Harvey Law Group Türkiye Ofisi, beşinci yılını kutlarken, Türk yatırımcıların Karayip ülkelerindeki vatandaşlık programlarına yönelik artan ilgisini değerlendiren kapsamlı bir analiz yayımladı. Karayip ülkelerinde uygulanan Yatırımla Vatandaşlık Programları (Citizenship by Investment Programs – CIPs), hem bölge ekonomileri için stratejik bir kaynak hem de yatırımcılar için küresel fırsat kapısı olmayı sürdürüyor.

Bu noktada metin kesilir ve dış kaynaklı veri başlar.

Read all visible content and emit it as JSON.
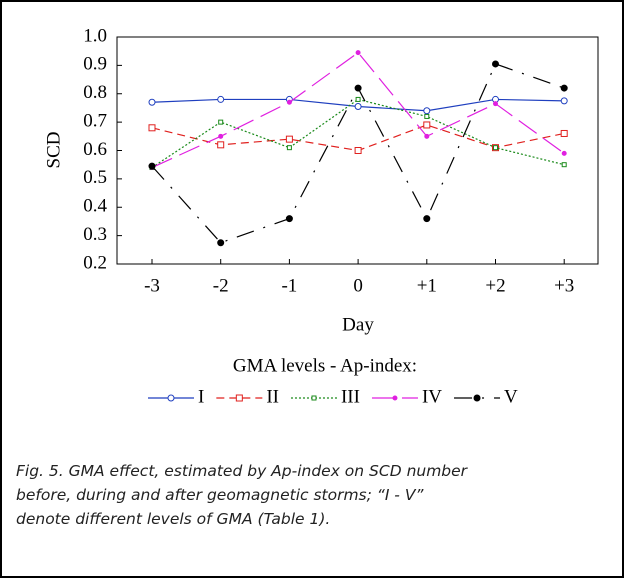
{
  "chart_data": {
    "type": "line",
    "ylabel": "SCD",
    "xlabel": "Day",
    "legend_title": "GMA levels - Ap-index:",
    "categories": [
      "-3",
      "-2",
      "-1",
      "0",
      "+1",
      "+2",
      "+3"
    ],
    "ylim": [
      0.2,
      1.0
    ],
    "yticks": [
      0.2,
      0.3,
      0.4,
      0.5,
      0.6,
      0.7,
      0.8,
      0.9,
      {
        "value": 1,
        "label": "1.0"
      }
    ],
    "series": [
      {
        "name": "I",
        "color": "#1f3fbf",
        "values": [
          0.77,
          0.78,
          0.78,
          0.755,
          0.74,
          0.78,
          0.775
        ]
      },
      {
        "name": "II",
        "color": "#e0201e",
        "values": [
          0.68,
          0.62,
          0.64,
          0.6,
          0.69,
          0.61,
          0.66
        ]
      },
      {
        "name": "III",
        "color": "#1a8a1a",
        "values": [
          0.54,
          0.7,
          0.61,
          0.78,
          0.72,
          0.61,
          0.55
        ]
      },
      {
        "name": "IV",
        "color": "#e020e0",
        "values": [
          0.54,
          0.65,
          0.77,
          0.945,
          0.65,
          0.765,
          0.59
        ]
      },
      {
        "name": "V",
        "color": "#000000",
        "values": [
          0.545,
          0.275,
          0.36,
          0.82,
          0.36,
          0.905,
          0.82
        ]
      }
    ],
    "caption": [
      "Fig. 5. GMA effect, estimated by Ap-index on SCD number",
      "before, during and after geomagnetic storms; “I - V”",
      "denote different levels of GMA (Table 1)."
    ]
  }
}
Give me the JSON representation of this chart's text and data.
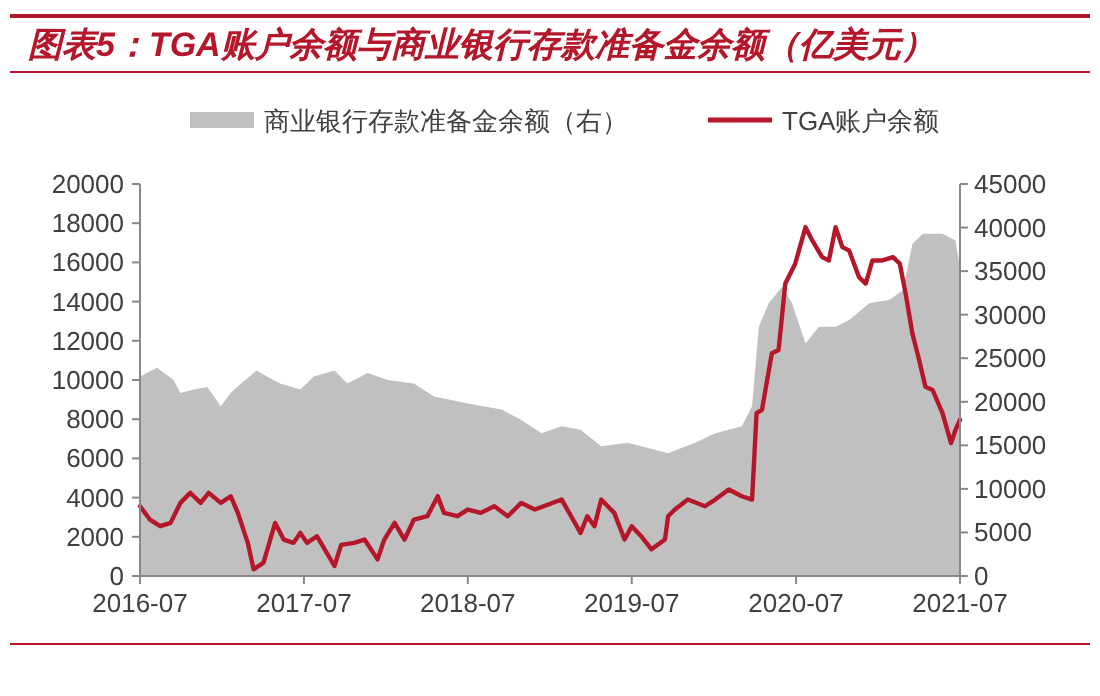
{
  "chart_data": {
    "type": "line",
    "title": "图表5：TGA账户余额与商业银行存款准备金余额（亿美元）",
    "xlim": [
      "2016-07-01",
      "2021-07-01"
    ],
    "xticks": [
      "2016-07",
      "2017-07",
      "2018-07",
      "2019-07",
      "2020-07",
      "2021-07"
    ],
    "ylim": [
      0,
      20000
    ],
    "yticks": [
      0,
      2000,
      4000,
      6000,
      8000,
      10000,
      12000,
      14000,
      16000,
      18000,
      20000
    ],
    "y2lim": [
      0,
      45000
    ],
    "y2ticks": [
      0,
      5000,
      10000,
      15000,
      20000,
      25000,
      30000,
      35000,
      40000,
      45000
    ],
    "legend": "top",
    "series": [
      {
        "name": "商业银行存款准备金余额（右）",
        "type": "area",
        "axis": "y2",
        "color": "#c0c0c0",
        "x": [
          "2016-07-01",
          "2016-08-08",
          "2016-09-14",
          "2016-09-29",
          "2016-10-29",
          "2016-11-28",
          "2016-12-28",
          "2017-01-19",
          "2017-02-11",
          "2017-03-18",
          "2017-04-10",
          "2017-05-09",
          "2017-06-23",
          "2017-07-23",
          "2017-09-07",
          "2017-10-06",
          "2017-11-20",
          "2018-01-04",
          "2018-03-03",
          "2018-04-17",
          "2018-07-01",
          "2018-09-14",
          "2018-10-28",
          "2018-12-12",
          "2019-01-26",
          "2019-03-09",
          "2019-04-24",
          "2019-06-22",
          "2019-09-20",
          "2019-11-19",
          "2020-01-03",
          "2020-03-02",
          "2020-03-25",
          "2020-04-09",
          "2020-05-01",
          "2020-05-31",
          "2020-06-22",
          "2020-07-22",
          "2020-08-21",
          "2020-09-27",
          "2020-10-27",
          "2020-12-11",
          "2021-01-25",
          "2021-02-24",
          "2021-03-17",
          "2021-04-09",
          "2021-05-23",
          "2021-06-21",
          "2021-07-01"
        ],
        "values": [
          22900,
          23900,
          22500,
          21000,
          21400,
          21700,
          19500,
          21000,
          22100,
          23600,
          22900,
          22100,
          21400,
          22900,
          23600,
          22100,
          23300,
          22500,
          22100,
          20600,
          19800,
          19100,
          17900,
          16400,
          17200,
          16800,
          14900,
          15300,
          14100,
          15300,
          16400,
          17200,
          19500,
          28600,
          31300,
          33200,
          31300,
          26700,
          28600,
          28600,
          29400,
          31300,
          31700,
          32800,
          38100,
          39300,
          39300,
          38500,
          35500
        ]
      },
      {
        "name": "TGA账户余额",
        "color": "#b5172a",
        "x": [
          "2016-07-01",
          "2016-07-23",
          "2016-08-15",
          "2016-09-07",
          "2016-09-29",
          "2016-10-21",
          "2016-11-13",
          "2016-12-01",
          "2016-12-28",
          "2017-01-19",
          "2017-02-04",
          "2017-02-26",
          "2017-03-11",
          "2017-04-02",
          "2017-04-17",
          "2017-04-28",
          "2017-05-17",
          "2017-06-08",
          "2017-06-23",
          "2017-07-08",
          "2017-07-30",
          "2017-09-07",
          "2017-09-22",
          "2017-10-21",
          "2017-11-13",
          "2017-12-12",
          "2017-12-27",
          "2018-01-19",
          "2018-02-10",
          "2018-03-03",
          "2018-04-02",
          "2018-04-25",
          "2018-05-09",
          "2018-06-08",
          "2018-07-01",
          "2018-07-30",
          "2018-08-29",
          "2018-09-28",
          "2018-10-28",
          "2018-11-27",
          "2019-01-26",
          "2019-03-09",
          "2019-03-24",
          "2019-04-09",
          "2019-04-24",
          "2019-05-23",
          "2019-06-15",
          "2019-07-01",
          "2019-07-22",
          "2019-08-14",
          "2019-09-13",
          "2019-09-20",
          "2019-10-05",
          "2019-11-03",
          "2019-12-11",
          "2020-01-03",
          "2020-02-02",
          "2020-03-02",
          "2020-03-25",
          "2020-04-04",
          "2020-04-16",
          "2020-05-08",
          "2020-05-23",
          "2020-06-07",
          "2020-06-29",
          "2020-07-22",
          "2020-08-06",
          "2020-08-28",
          "2020-09-12",
          "2020-09-27",
          "2020-10-12",
          "2020-10-27",
          "2020-11-18",
          "2020-12-03",
          "2020-12-18",
          "2021-01-09",
          "2021-02-02",
          "2021-02-17",
          "2021-03-02",
          "2021-03-17",
          "2021-04-01",
          "2021-04-15",
          "2021-05-01",
          "2021-05-23",
          "2021-06-11",
          "2021-06-21",
          "2021-07-01"
        ],
        "values": [
          3560,
          2880,
          2540,
          2710,
          3730,
          4240,
          3730,
          4240,
          3730,
          4070,
          3220,
          1690,
          340,
          680,
          1860,
          2710,
          1860,
          1690,
          2200,
          1690,
          2030,
          510,
          1590,
          1690,
          1860,
          850,
          1860,
          2710,
          1860,
          2880,
          3050,
          4070,
          3220,
          3050,
          3390,
          3220,
          3560,
          3050,
          3730,
          3390,
          3900,
          2200,
          3050,
          2540,
          3900,
          3220,
          1860,
          2540,
          2030,
          1360,
          1860,
          3050,
          3390,
          3900,
          3560,
          3900,
          4410,
          4070,
          3900,
          8310,
          8480,
          11360,
          11530,
          14920,
          15930,
          17800,
          17120,
          16270,
          16100,
          17800,
          16780,
          16610,
          15250,
          14920,
          16100,
          16100,
          16270,
          15930,
          14410,
          12370,
          11020,
          9660,
          9490,
          8310,
          6780,
          7460,
          7970
        ]
      }
    ]
  }
}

Yatırımla vatandaşlık programları, yalnızca vizesiz seyahat özgürlüğü değil, aynı zamanda:
Siyasi istikrar,
Güvenli yaşam,
Vergisel avantajlar ve
Uluslararası eğitim olanakları gibi unsurlarla da yatırımcıların ilgisini çekiyor.

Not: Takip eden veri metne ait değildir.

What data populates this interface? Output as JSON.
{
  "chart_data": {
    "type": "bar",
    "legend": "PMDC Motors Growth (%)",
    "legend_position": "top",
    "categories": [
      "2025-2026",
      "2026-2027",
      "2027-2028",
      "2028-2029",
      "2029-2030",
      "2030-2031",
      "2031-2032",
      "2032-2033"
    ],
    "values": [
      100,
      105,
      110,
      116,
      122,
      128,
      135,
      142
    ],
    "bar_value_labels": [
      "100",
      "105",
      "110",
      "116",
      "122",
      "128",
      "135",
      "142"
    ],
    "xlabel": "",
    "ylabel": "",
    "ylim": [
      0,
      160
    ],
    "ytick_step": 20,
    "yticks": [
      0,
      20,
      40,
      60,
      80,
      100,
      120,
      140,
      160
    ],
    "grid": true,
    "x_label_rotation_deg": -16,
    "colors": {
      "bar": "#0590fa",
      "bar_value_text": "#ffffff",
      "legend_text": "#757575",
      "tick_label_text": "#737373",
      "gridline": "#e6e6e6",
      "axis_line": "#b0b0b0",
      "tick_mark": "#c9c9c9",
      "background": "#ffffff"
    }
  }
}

Türkiye gibi gelişmekte olan ülkelerden gelen başvurularda gözle görülür bir artış yaşanırken, Saint Kitts and Nevis, Dominika, Antigua & Barbuda, Grenada ve Saint Lucia gibi Karayip ülkeleri, sundukları esnek ve yatırım dostu şartlarla öne çıkıyor.
Harvey Law Group'un yayımladığı rapora göre, 2024 yılında dünya genelinde on binlerce kişi bu programlar aracılığıyla ikinci vatandaşlık elde etti. Ancak Avrupa Birliği (AB) ve Amerika Birleşik Devletleri (ABD) tarafından yöneltilen sürekli değişen talepler, Karayip hükümetlerini uluslararası standartlara uyum için yeni reformlara zorluyor.

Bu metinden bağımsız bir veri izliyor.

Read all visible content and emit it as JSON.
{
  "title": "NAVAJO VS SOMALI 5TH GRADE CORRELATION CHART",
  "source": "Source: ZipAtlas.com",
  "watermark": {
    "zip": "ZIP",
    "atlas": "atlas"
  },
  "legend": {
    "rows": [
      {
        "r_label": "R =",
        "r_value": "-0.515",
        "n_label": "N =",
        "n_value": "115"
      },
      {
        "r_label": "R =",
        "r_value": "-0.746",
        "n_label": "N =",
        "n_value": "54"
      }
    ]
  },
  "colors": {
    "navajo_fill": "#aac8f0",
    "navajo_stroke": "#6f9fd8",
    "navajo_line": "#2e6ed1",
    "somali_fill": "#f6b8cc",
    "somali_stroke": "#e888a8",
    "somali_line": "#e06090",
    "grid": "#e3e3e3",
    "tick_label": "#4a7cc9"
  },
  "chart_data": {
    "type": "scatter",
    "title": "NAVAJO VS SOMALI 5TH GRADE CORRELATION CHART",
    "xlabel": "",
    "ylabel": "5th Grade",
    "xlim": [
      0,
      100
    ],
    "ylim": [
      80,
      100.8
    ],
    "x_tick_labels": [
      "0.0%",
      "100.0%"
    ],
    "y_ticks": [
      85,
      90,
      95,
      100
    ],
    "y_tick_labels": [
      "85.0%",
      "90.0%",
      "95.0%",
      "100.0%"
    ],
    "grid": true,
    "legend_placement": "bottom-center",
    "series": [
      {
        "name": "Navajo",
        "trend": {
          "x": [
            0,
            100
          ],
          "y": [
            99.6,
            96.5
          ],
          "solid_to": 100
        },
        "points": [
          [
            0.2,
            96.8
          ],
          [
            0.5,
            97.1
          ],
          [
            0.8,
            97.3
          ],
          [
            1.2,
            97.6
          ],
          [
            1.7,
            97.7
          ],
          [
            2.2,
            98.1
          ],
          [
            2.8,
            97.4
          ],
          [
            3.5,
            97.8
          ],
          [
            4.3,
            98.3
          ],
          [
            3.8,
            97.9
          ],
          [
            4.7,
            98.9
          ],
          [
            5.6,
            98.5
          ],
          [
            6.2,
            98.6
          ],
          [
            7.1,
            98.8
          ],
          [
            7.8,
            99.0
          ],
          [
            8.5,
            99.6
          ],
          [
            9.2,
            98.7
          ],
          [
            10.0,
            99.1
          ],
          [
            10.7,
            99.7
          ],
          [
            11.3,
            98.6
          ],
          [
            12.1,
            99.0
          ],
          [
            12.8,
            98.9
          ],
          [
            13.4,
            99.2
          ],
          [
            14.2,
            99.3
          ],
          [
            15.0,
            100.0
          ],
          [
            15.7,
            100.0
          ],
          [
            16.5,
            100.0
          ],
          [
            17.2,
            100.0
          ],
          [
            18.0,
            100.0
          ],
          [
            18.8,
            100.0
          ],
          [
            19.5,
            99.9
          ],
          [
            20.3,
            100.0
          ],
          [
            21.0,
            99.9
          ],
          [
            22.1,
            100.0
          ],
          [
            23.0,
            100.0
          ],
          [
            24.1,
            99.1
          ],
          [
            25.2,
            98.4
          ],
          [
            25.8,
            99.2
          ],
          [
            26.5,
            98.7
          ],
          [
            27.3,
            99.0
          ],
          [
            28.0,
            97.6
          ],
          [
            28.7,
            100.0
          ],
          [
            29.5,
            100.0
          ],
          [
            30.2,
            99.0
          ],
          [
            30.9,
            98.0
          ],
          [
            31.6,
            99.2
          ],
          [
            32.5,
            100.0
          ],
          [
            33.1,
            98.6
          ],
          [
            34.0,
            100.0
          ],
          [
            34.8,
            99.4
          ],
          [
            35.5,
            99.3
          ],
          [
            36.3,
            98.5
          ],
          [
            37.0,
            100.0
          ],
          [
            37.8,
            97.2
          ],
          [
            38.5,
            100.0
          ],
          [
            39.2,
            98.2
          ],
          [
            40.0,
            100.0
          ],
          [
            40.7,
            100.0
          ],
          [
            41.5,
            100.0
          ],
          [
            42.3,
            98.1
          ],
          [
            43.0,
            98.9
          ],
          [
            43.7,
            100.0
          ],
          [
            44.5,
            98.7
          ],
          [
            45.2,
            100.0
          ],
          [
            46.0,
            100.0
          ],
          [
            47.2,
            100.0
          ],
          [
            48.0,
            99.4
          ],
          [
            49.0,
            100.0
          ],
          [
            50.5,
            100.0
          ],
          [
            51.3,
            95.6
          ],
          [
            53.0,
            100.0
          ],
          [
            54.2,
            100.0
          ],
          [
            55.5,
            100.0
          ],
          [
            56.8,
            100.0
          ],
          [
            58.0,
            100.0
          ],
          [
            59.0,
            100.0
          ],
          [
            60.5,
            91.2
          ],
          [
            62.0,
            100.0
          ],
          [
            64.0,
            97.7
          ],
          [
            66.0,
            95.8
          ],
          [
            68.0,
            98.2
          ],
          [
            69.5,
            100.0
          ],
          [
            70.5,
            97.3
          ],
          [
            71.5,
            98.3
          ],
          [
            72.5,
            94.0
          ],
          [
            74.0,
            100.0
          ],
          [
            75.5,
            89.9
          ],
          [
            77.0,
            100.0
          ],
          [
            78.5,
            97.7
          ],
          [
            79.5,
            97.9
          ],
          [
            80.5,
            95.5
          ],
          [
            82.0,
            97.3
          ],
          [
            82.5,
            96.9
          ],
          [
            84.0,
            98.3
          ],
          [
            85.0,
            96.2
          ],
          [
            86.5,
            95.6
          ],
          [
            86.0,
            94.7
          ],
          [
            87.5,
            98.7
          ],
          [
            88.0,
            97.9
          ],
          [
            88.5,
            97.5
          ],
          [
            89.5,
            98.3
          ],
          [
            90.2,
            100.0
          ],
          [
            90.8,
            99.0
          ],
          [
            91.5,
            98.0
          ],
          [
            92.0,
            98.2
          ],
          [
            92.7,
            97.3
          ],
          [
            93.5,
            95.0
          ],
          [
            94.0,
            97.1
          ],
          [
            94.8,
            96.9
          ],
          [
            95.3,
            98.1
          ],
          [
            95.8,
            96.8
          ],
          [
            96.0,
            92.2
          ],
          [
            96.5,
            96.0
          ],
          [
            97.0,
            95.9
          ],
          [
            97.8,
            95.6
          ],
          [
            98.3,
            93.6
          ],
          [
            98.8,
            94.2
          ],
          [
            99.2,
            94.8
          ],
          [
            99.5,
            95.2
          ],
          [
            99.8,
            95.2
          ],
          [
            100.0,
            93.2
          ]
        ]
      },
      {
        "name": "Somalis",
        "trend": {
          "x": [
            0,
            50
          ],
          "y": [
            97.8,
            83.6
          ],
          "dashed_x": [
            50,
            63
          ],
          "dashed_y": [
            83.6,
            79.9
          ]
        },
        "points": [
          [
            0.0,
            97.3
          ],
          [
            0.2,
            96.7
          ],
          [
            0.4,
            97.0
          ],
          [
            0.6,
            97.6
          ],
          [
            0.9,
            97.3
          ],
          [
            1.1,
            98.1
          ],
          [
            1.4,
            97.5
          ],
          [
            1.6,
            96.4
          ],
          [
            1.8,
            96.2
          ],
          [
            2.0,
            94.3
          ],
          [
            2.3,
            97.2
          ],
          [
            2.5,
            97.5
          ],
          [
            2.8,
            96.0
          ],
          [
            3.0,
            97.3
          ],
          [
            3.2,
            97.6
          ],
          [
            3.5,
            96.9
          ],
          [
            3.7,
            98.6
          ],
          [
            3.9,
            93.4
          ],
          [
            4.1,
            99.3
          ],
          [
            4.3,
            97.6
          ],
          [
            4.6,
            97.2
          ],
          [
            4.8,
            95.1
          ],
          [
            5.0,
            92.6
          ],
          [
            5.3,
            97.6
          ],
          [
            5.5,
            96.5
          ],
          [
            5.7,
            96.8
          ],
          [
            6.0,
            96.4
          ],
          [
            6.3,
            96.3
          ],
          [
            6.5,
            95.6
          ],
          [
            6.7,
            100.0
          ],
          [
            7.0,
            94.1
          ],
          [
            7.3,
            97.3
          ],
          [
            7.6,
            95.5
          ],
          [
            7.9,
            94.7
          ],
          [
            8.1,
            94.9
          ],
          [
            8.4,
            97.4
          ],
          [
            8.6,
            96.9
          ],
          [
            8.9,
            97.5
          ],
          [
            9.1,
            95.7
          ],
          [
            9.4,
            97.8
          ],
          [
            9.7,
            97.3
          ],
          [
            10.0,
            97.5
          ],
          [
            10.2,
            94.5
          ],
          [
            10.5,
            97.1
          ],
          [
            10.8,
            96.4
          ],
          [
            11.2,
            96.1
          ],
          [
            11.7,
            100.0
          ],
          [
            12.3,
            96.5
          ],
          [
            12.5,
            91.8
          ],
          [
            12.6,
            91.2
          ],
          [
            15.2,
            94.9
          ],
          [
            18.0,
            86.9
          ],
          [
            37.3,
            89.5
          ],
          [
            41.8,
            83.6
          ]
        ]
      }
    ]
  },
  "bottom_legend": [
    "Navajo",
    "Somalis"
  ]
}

Program yöneticileri, bu süreci "hareketli bir hedefi kovalamak" olarak tanımlasa da, küresel yatırımcı ilgisinin azalmadığı vurgulanıyor.
Harvey Law Group Türkiye Ülke Müdürü Çiğdem Sarıoğlu Ergut, konuyla ilgili yaptığı açıklamada şu ifadelere yer verdi:
“Türkiye ofisi olarak beşinci yılımızı kutladığımız bu dönemde, yatırım yoluyla vatandaşlık programlarına Türk vatandaşlarının ilgisinin istikrarlı şekilde arttığını görüyoruz. Özellikle çocukları için uluslararası eğitim arayan, iş hacmini büyütmek isteyen girişimciler ve serbest dolaşım hakkı arayan bireyler için bu programlar büyük bir fırsat.”
Başlangıçta yalnızca devlet bağışları ile sınırlı olan programlar, artık:
Gayrimenkul yatırımı,
Devlet tahvilleri,
İşletme yatırımları gibi seçeneklerle zenginleşmiş durumda.
2025 yılı itibarıyla, Karayip vatandaşlığı programları yatırımcılara yalnızca 130’dan fazla ülkeye vizesiz erişim sağlamıyor, aynı zamanda aile bireylerinin geleceğini güvence altına alma fırsatı da sunuyor.